Fri Oct 6 12:27:50 UTC 2017

Am 06.10.2017 um 10:03 schrieb Aleksey Shipilev:
> On 10/05/2017 09:15 PM, Roman Kennke wrote:
>> There are known problems left. JVMTI might ask for a heapdump or heap traversal after marking has
>> been aborted and we don't have a valid bitmap to support heap scanning. This should now blow up
>> early with the above mentioned assert. We shall tackle this problem later IMO.
> I think we have to solve this before pushing. Because it may end up messy without the second bitmap,
> and we would have to revert the whole thing.
Ok, I thought about this for a little, while driving around ... this can 
be really helpful ;-)

AFAICT, The whole problem boils down to ShenandoahHeap::object_iterate() 
and related *public* methods being problematic when called at random 
times, in particular when the marking bitmap is not valid (e.g. marking 
aborted, bitmap just clearing/cleared, marking in progress).
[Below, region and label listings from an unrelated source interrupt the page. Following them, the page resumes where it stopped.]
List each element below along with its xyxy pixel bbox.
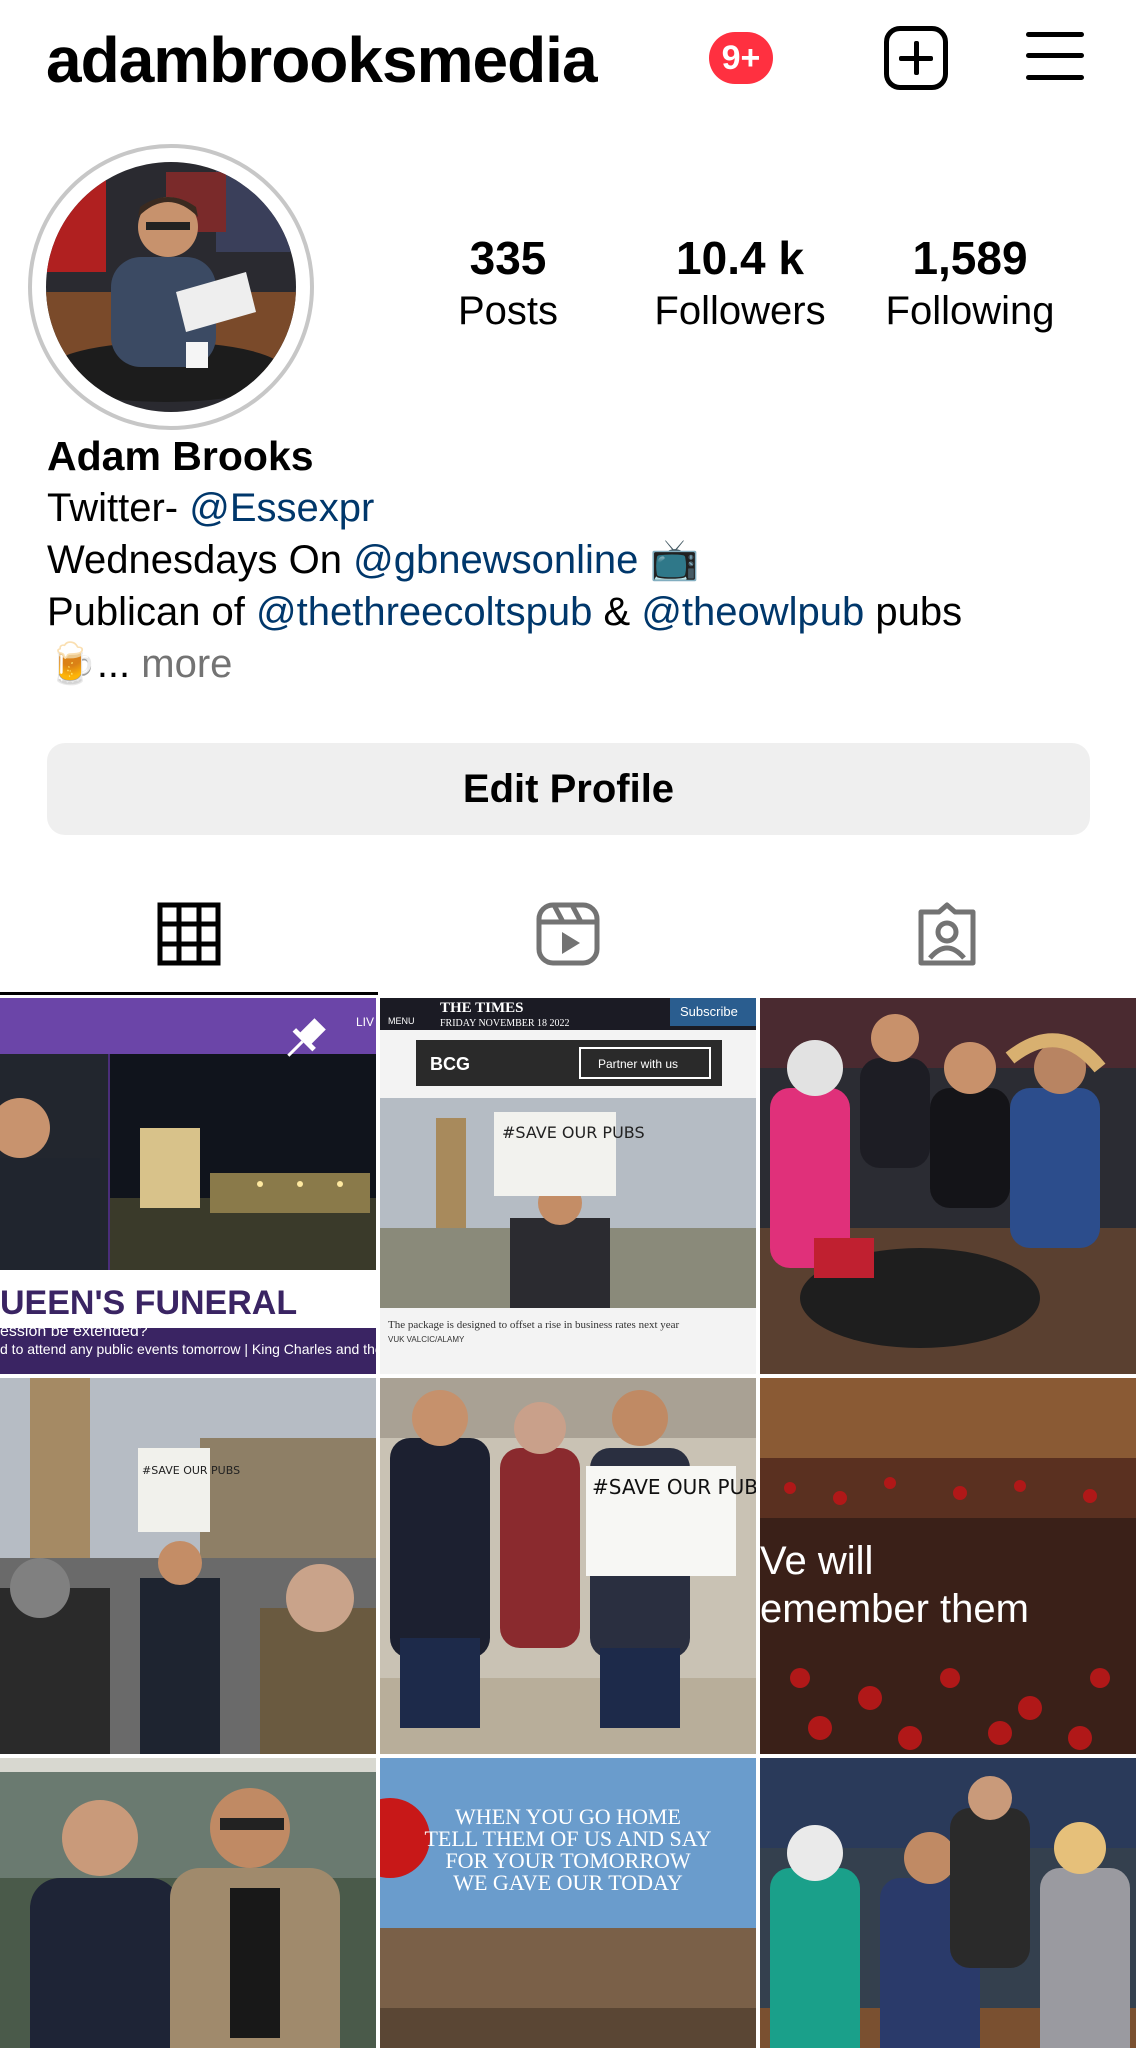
following-label: Following — [885, 289, 1055, 333]
newspaper-date: FRIDAY NOVEMBER 18 2022 — [440, 1018, 570, 1029]
profile-header: adambrooksmedia 9+ — [0, 0, 1136, 120]
mention-link[interactable]: @theowlpub — [641, 590, 864, 634]
more-link[interactable]: more — [141, 642, 232, 686]
edit-profile-button[interactable]: Edit Profile — [47, 743, 1090, 835]
tab-tagged[interactable] — [758, 880, 1136, 996]
grid-post-7[interactable] — [0, 1758, 376, 2048]
hamburger-menu-icon[interactable] — [1026, 32, 1084, 80]
followers-stat[interactable]: 10.4 k Followers — [640, 230, 840, 336]
posts-count: 335 — [469, 232, 547, 284]
sign-text: #SAVE OUR PUBS — [592, 1475, 756, 1499]
grid-icon — [157, 902, 221, 966]
bio-text: Twitter- — [47, 486, 190, 530]
profile-bio: Adam Brooks Twitter- @Essexpr Wednesdays… — [47, 430, 1097, 690]
plus-square-icon[interactable] — [884, 26, 948, 90]
beer-emoji-icon: 🍺 — [47, 642, 97, 686]
bio-line-1: Twitter- @Essexpr — [47, 482, 1097, 534]
bio-text: & — [592, 590, 642, 634]
tile-ticker: d to attend any public events tomorrow |… — [0, 1341, 376, 1357]
followers-label: Followers — [654, 289, 826, 333]
avatar-ring[interactable] — [28, 144, 314, 430]
tab-posts-grid[interactable] — [0, 880, 378, 996]
bio-text: pubs — [864, 590, 963, 634]
mention-link[interactable]: @Essexpr — [189, 486, 374, 530]
grid-post-6[interactable]: Ve will emember them — [760, 1378, 1136, 1754]
tab-reels[interactable] — [379, 880, 757, 996]
poem-line-4: WE GAVE OUR TODAY — [453, 1870, 683, 1895]
followers-count: 10.4 k — [676, 232, 804, 284]
profile-tabs — [0, 880, 1136, 996]
article-caption: The package is designed to offset a rise… — [388, 1319, 680, 1331]
grid-post-8[interactable]: WHEN YOU GO HOME TELL THEM OF US AND SAY… — [380, 1758, 756, 2048]
grid-post-9[interactable] — [760, 1758, 1136, 2048]
grid-post-3[interactable] — [760, 998, 1136, 1374]
ad-brand: BCG — [430, 1054, 470, 1074]
active-tab-indicator — [0, 992, 378, 995]
sign-text: #SAVE OUR PUBS — [502, 1123, 645, 1142]
display-name: Adam Brooks — [47, 433, 314, 479]
notification-badge[interactable]: 9+ — [709, 32, 773, 84]
bio-text: Wednesdays On — [47, 538, 354, 582]
following-count: 1,589 — [912, 232, 1028, 284]
posts-stat[interactable]: 335 Posts — [430, 230, 586, 336]
mention-link[interactable]: @gbnewsonline — [353, 538, 638, 582]
ad-label: Partner with us — [598, 1057, 678, 1071]
mention-link[interactable]: @thethreecoltspub — [256, 590, 592, 634]
tagged-icon — [918, 902, 976, 966]
avatar[interactable] — [46, 162, 296, 412]
username[interactable]: adambrooksmedia — [46, 20, 598, 100]
subscribe-label: Subscribe — [680, 1004, 738, 1019]
menu-label: MENU — [388, 1016, 415, 1026]
following-stat[interactable]: 1,589 Following — [870, 230, 1070, 336]
tile-caption: UEEN'S FUNERAL — [0, 1284, 297, 1322]
grid-post-5[interactable]: #SAVE OUR PUBS — [380, 1378, 756, 1754]
bio-line-4: 🍺... more — [47, 638, 1097, 690]
tile-subcaption: ession be extended? — [0, 1323, 148, 1340]
bio-text: Publican of — [47, 590, 257, 634]
grid-post-2[interactable]: THE TIMES FRIDAY NOVEMBER 18 2022 MENU S… — [380, 998, 756, 1374]
overlay-text-1: Ve will — [760, 1539, 873, 1583]
posts-label: Posts — [457, 289, 559, 333]
reels-icon — [536, 902, 600, 966]
bio-line-2: Wednesdays On @gbnewsonline 📺 — [47, 534, 1097, 586]
grid-post-1[interactable]: UEEN'S FUNERAL ession be extended? d to … — [0, 998, 376, 1374]
overlay-text-2: emember them — [760, 1587, 1029, 1631]
grid-post-4[interactable]: #SAVE OUR PUBS — [0, 1378, 376, 1754]
tv-emoji-icon: 📺 — [649, 538, 700, 582]
sign-text: #SAVE OUR PUBS — [142, 1464, 240, 1477]
bio-line-3: Publican of @thethreecoltspub & @theowlp… — [47, 586, 1097, 638]
photo-credit: VUK VALCIC/ALAMY — [388, 1335, 465, 1344]
live-label: LIV — [356, 1015, 374, 1029]
bio-ellipsis: ... — [96, 642, 142, 686]
newspaper-masthead: THE TIMES — [440, 1000, 524, 1016]
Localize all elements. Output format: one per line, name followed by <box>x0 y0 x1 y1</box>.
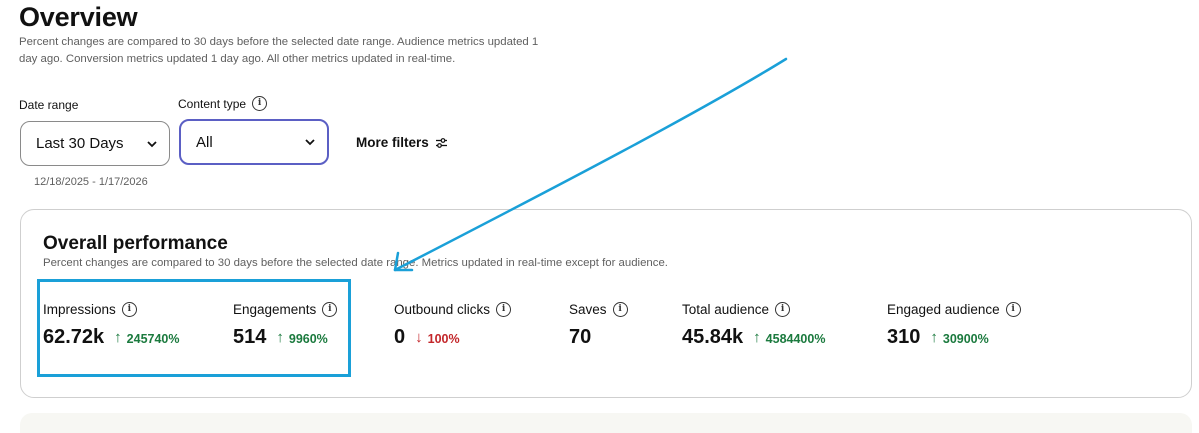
metric-label-text: Engaged audience <box>887 301 1000 317</box>
next-card-edge <box>20 413 1192 433</box>
metric-value-row: 45.84k ↑ 4584400% <box>682 326 825 349</box>
date-range-label: Date range <box>19 98 79 112</box>
content-type-value: All <box>196 133 213 151</box>
metric-label-text: Saves <box>569 301 607 317</box>
chevron-down-icon <box>305 139 315 146</box>
page-subtitle: Percent changes are compared to 30 days … <box>19 36 539 65</box>
metric-value-row: 70 <box>569 326 628 349</box>
metric-change: ↑ 4584400% <box>753 329 826 347</box>
info-icon[interactable]: i <box>612 301 628 317</box>
card-subtitle: Percent changes are compared to 30 days … <box>43 257 668 269</box>
content-type-select[interactable]: All <box>179 119 329 165</box>
metric-total-audience: Total audience i 45.84k ↑ 4584400% <box>682 300 825 349</box>
metric-label-text: Total audience <box>682 301 770 317</box>
metric-label: Total audience i <box>682 300 825 318</box>
card-title: Overall performance <box>43 233 228 254</box>
info-icon[interactable]: i <box>1005 301 1021 317</box>
more-filters-label: More filters <box>356 135 429 150</box>
sliders-icon <box>435 137 447 148</box>
metric-value-row: 0 ↓ 100% <box>394 326 511 349</box>
metric-engaged-audience: Engaged audience i 310 ↑ 30900% <box>887 300 1021 349</box>
annotation-highlight-box <box>37 279 351 377</box>
arrow-down-icon: ↓ <box>415 329 423 346</box>
metric-change-value: 30900% <box>942 331 989 346</box>
arrow-up-icon: ↑ <box>753 329 761 346</box>
metric-value-row: 310 ↑ 30900% <box>887 326 1021 349</box>
more-filters-button[interactable]: More filters <box>356 135 448 150</box>
content-type-label: Content type <box>178 96 247 111</box>
chevron-down-icon <box>147 140 157 147</box>
arrow-up-icon: ↑ <box>930 329 938 346</box>
metric-outbound-clicks: Outbound clicks i 0 ↓ 100% <box>394 300 512 349</box>
date-range-text: 12/18/2025 - 1/17/2026 <box>34 176 148 188</box>
info-icon[interactable]: i <box>775 301 791 317</box>
page-title: Overview <box>19 2 138 32</box>
metric-change: ↓ 100% <box>415 329 460 347</box>
metric-label-text: Outbound clicks <box>394 301 491 317</box>
date-range-value: Last 30 Days <box>36 135 124 152</box>
metric-label: Saves i <box>569 300 628 318</box>
info-icon[interactable]: i <box>252 96 268 111</box>
content-type-label-wrap: Content type i <box>178 96 268 111</box>
metric-label: Engaged audience i <box>887 300 1021 318</box>
metric-value: 0 <box>394 326 406 348</box>
metric-saves: Saves i 70 <box>569 300 628 349</box>
metric-value: 70 <box>569 326 592 348</box>
metric-value: 310 <box>887 326 921 348</box>
metric-change-value: 100% <box>427 331 460 346</box>
metric-value: 45.84k <box>682 326 744 348</box>
metric-change: ↑ 30900% <box>930 329 989 347</box>
info-icon[interactable]: i <box>496 301 512 317</box>
metric-change-value: 4584400% <box>765 331 826 346</box>
metric-label: Outbound clicks i <box>394 300 512 318</box>
date-range-select[interactable]: Last 30 Days <box>20 121 170 166</box>
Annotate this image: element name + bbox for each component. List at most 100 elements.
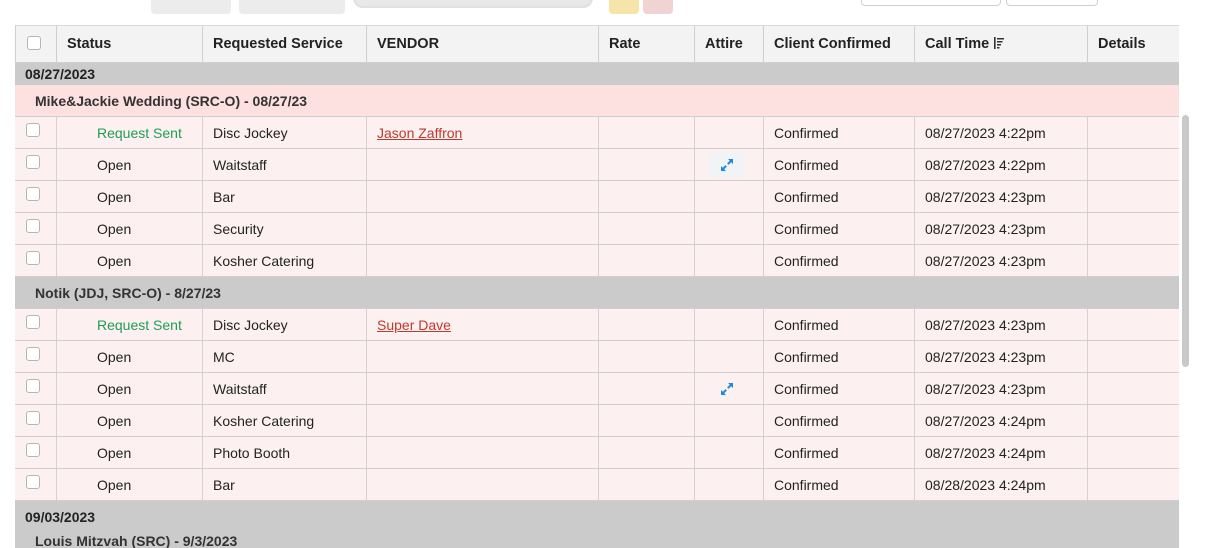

We could help it by squeezing in a marking pass before doing the 
iteration. However, if we do this, we can just as well report the 
visited objects to the ObjectClosure while traversing. It shouldn't 
matter for consumers of object_iterate() in which order the objects 
arrive, right?

E.g. we can make all those methods do a safe 'iteration' by doing a 
single-threaded marking pass, reporting objects while we go, using a 
single work stack, and using 2nd marking bitmap (to avoid 
double-visiting objects) that we can allocate just for this purpose and 
deallocate when done (after all, this should be a rare situation which 
is not performance-critical). Right? I am assuming that all consumers 
would call object_iterate() during a safepoint (need to check this, but 
I'm pretty sure this is the case). We'd also need to ensure that we 
don't call those iterations ourselves from inside Shenandoah, unless we 
really want to (e.g. verification?). And provide the fast iteration - 
marked_object_iterate() - to use ourselves when we know that it is safe.

The alternative being that we would have to make all our fast paths 
aware of possible interruption, and make heapdumping/traversing code 
co-ordinate with bitmap cleaning and concurrent marking. I wouldn't want 
to go to that mess, if we can avoid it.

Does that sound sensible?

Roman